Parameter-efficient Bayesian Neural Networks for Uncertainty-aware Depth Estimation
This work addresses uncertainty-aware depth estimation for safety-critical applications, but it is incremental as it adapts existing methods to a specific domain.
The paper tackles the problem of enabling reliable predictive performance and uncertainty quantification in monocular depth estimation for safety-critical domains by combining parameter-efficient fine-tuning methods with Bayesian inference, resulting in more robust and reliable performance.
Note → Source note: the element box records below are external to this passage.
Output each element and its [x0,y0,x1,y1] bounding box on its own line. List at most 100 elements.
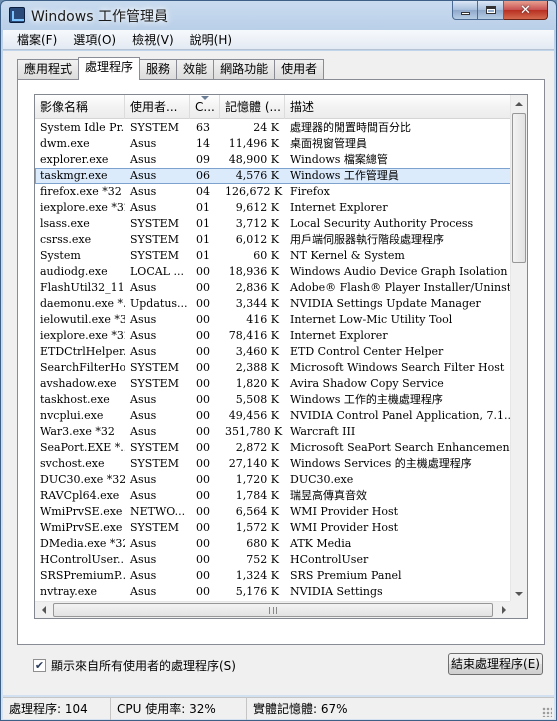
process-row[interactable]: HControlUser.... Asus 00 752 K HControlUser [35,552,512,568]
process-user: SYSTEM [130,217,179,230]
show-all-users-label[interactable]: 顯示來自所有使用者的處理程序(S) [51,657,236,674]
process-row[interactable]: csrss.exe SYSTEM 01 6,012 K 用戶端伺服器執行階段處理程序 [35,232,512,248]
process-row[interactable]: RAVCpl64.exe Asus 00 1,784 K 瑞昱高傳真音效 [35,488,512,504]
show-all-users-option[interactable]: ✔ 顯示來自所有使用者的處理程序(S) [33,657,236,674]
process-row[interactable]: dwm.exe Asus 14 11,496 K 桌面視窗管理員 [35,136,512,152]
minimize-button[interactable] [452,1,478,20]
process-cpu: 01 [196,201,210,214]
process-description: NVIDIA Settings [290,585,383,598]
show-all-users-checkbox[interactable]: ✔ [33,659,46,672]
process-description: HControlUser [290,553,369,566]
tab-services[interactable]: 服務 [139,59,178,79]
column-user-name[interactable]: 使用者... [125,95,190,119]
tab-processes[interactable]: 處理程序 [78,57,141,80]
process-row[interactable]: firefox.exe *32 Asus 04 126,672 K Firefox [35,184,512,200]
process-row[interactable]: WmiPrvSE.exe SYSTEM 00 1,572 K WMI Provider … [35,520,512,536]
tab-users[interactable]: 使用者 [274,59,325,79]
process-row[interactable]: lsass.exe SYSTEM 01 3,712 K Local Security A… [35,216,512,232]
process-row[interactable]: taskhost.exe Asus 00 5,508 K Windows 工作的主機處理… [35,392,512,408]
maximize-button[interactable] [478,1,504,20]
process-row[interactable]: SearchFilterHo... SYSTEM 00 2,388 K Microsof… [35,360,512,376]
process-row[interactable]: FlashUtil32_11... Asus 00 2,836 K Adobe® Fla… [35,280,512,296]
resize-grip-icon[interactable] [542,707,552,717]
process-description: 瑞昱高傳真音效 [290,489,367,502]
process-user: Asus [130,585,157,598]
title-bar[interactable]: Windows 工作管理員 ✕ [1,1,556,29]
column-description[interactable]: 描述 [285,95,512,119]
end-process-button[interactable]: 結束處理程序(E) [448,653,543,675]
process-row[interactable]: System Idle Pr... SYSTEM 63 24 K 處理器的閒置時間百分比 [35,120,512,136]
process-cpu: 00 [196,265,210,278]
processes-panel: 影像名稱 使用者... C... 記憶體 (... 描述 System Idle… [17,79,545,645]
task-manager-window: Windows 工作管理員 ✕ 檔案(F) 選項(O) 檢視(V) 說明(H) … [0,0,557,721]
tab-networking[interactable]: 網路功能 [213,59,276,79]
menu-options[interactable]: 選項(O) [65,31,124,48]
process-memory: 6,564 K [235,505,279,518]
process-row[interactable]: SeaPort.EXE *... SYSTEM 00 2,872 K Microsoft… [35,440,512,456]
process-row[interactable]: iexplore.exe *32 Asus 00 78,416 K Internet E… [35,328,512,344]
tab-applications[interactable]: 應用程式 [17,59,80,79]
process-description: NT Kernel & System [290,249,405,262]
scroll-up-button[interactable] [511,95,527,112]
scroll-left-button[interactable] [35,602,52,618]
column-cpu[interactable]: C... [190,95,220,119]
sort-descending-icon [200,96,209,100]
process-row[interactable]: War3.exe *32 Asus 00 351,780 K Warcraft III [35,424,512,440]
process-row[interactable]: WmiPrvSE.exe NETWO... 00 6,564 K WMI Provide… [35,504,512,520]
process-user: Asus [130,201,157,214]
minimize-icon [460,11,470,15]
process-user: Asus [130,313,157,326]
process-memory: 416 K [246,313,279,326]
process-row[interactable]: DUC30.exe *32 Asus 00 1,720 K DUC30.exe [35,472,512,488]
process-user: SYSTEM [130,121,179,134]
process-image-name: taskhost.exe [40,393,110,406]
close-icon: ✕ [520,2,531,18]
menu-bar: 檔案(F) 選項(O) 檢視(V) 說明(H) [3,30,554,50]
process-row[interactable]: SRSPremiumP... Asus 00 1,324 K SRS Premium P… [35,568,512,584]
process-user: Asus [130,329,157,342]
scroll-down-button[interactable] [511,585,527,602]
tab-performance[interactable]: 效能 [176,59,215,79]
process-memory: 752 K [246,553,279,566]
process-image-name: DMedia.exe *32 [40,537,125,550]
process-image-name: nvcplui.exe [40,409,104,422]
process-row[interactable]: explorer.exe Asus 09 48,900 K Windows 檔案總管 [35,152,512,168]
process-row[interactable]: svchost.exe SYSTEM 00 27,140 K Windows Servi… [35,456,512,472]
process-description: Windows 工作的主機處理程序 [290,393,443,406]
process-memory: 2,872 K [235,441,279,454]
menu-help[interactable]: 說明(H) [182,31,240,48]
process-description: 桌面視窗管理員 [290,137,367,150]
process-cpu: 00 [196,553,210,566]
process-row[interactable]: System SYSTEM 01 60 K NT Kernel & System [35,248,512,264]
process-list[interactable]: 影像名稱 使用者... C... 記憶體 (... 描述 System Idle… [34,94,528,619]
process-row[interactable]: nvcplui.exe Asus 00 49,456 K NVIDIA Control … [35,408,512,424]
horizontal-scroll-thumb[interactable] [53,603,493,617]
process-cpu: 00 [196,329,210,342]
process-cpu: 00 [196,361,210,374]
column-image-name[interactable]: 影像名稱 [35,95,125,119]
process-row[interactable]: ETDCtrlHelper... Asus 00 3,460 K ETD Control… [35,344,512,360]
process-row[interactable]: audiodg.exe LOCAL ... 00 18,936 K Windows Au… [35,264,512,280]
process-image-name: FlashUtil32_11... [40,281,125,294]
menu-file[interactable]: 檔案(F) [9,31,65,48]
process-image-name: csrss.exe [40,233,92,246]
process-row[interactable]: DMedia.exe *32 Asus 00 680 K ATK Media [35,536,512,552]
vertical-scroll-thumb[interactable] [512,113,526,263]
close-button[interactable]: ✕ [504,1,548,20]
process-memory: 351,780 K [225,425,283,438]
process-row[interactable]: avshadow.exe SYSTEM 00 1,820 K Avira Shadow … [35,376,512,392]
horizontal-scrollbar[interactable] [35,601,512,618]
process-row[interactable]: nvtray.exe Asus 00 5,176 K NVIDIA Settings [35,584,512,600]
status-cpu-usage: CPU 使用率: 32% [111,698,247,720]
vertical-scrollbar[interactable] [510,95,527,602]
process-row[interactable]: ielowutil.exe *32 Asus 00 416 K Internet Low… [35,312,512,328]
column-memory[interactable]: 記憶體 (... [220,95,285,119]
scroll-right-icon [501,606,506,614]
process-row[interactable]: iexplore.exe *32 Asus 01 9,612 K Internet Ex… [35,200,512,216]
process-row[interactable]: daemonu.exe *... Updatus... 00 3,344 K NVIDI… [35,296,512,312]
process-row[interactable]: taskmgr.exe Asus 06 4,576 K Windows 工作管理員 [35,168,512,184]
process-cpu: 01 [196,249,210,262]
menu-view[interactable]: 檢視(V) [124,31,182,48]
process-description: NVIDIA Settings Update Manager [290,297,481,310]
process-image-name: SeaPort.EXE *... [40,441,125,454]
State-of-the-art computer vision tasks, like monocular depth estimation (MDE), rely heavily on large, modern Transformer-based architectures. However, their application in safety-critical domains demands reliable predictive performance and uncertainty quantification. While Bayesian neural networks provide a conceptually simple approach to serve those requirements, they suffer from the high dimensionality of the parameter space. Parameter-efficient fine-tuning (PEFT) methods, in particular low-rank adaptations (LoRA), have emerged as a popular strategy for adapting large-scale models to down-stream tasks by performing parameter inference on lower-dimensional subspaces. In this work, we investigate the suitability of PEFT methods for subspace Bayesian inference in large-scale Transformer-based vision models. We show that, indeed, combining BitFit, DiffFit, LoRA, and CoLoRA, a novel LoRA-inspired PEFT method, with Bayesian inference enables more robust and reliable predictive performance in MDE.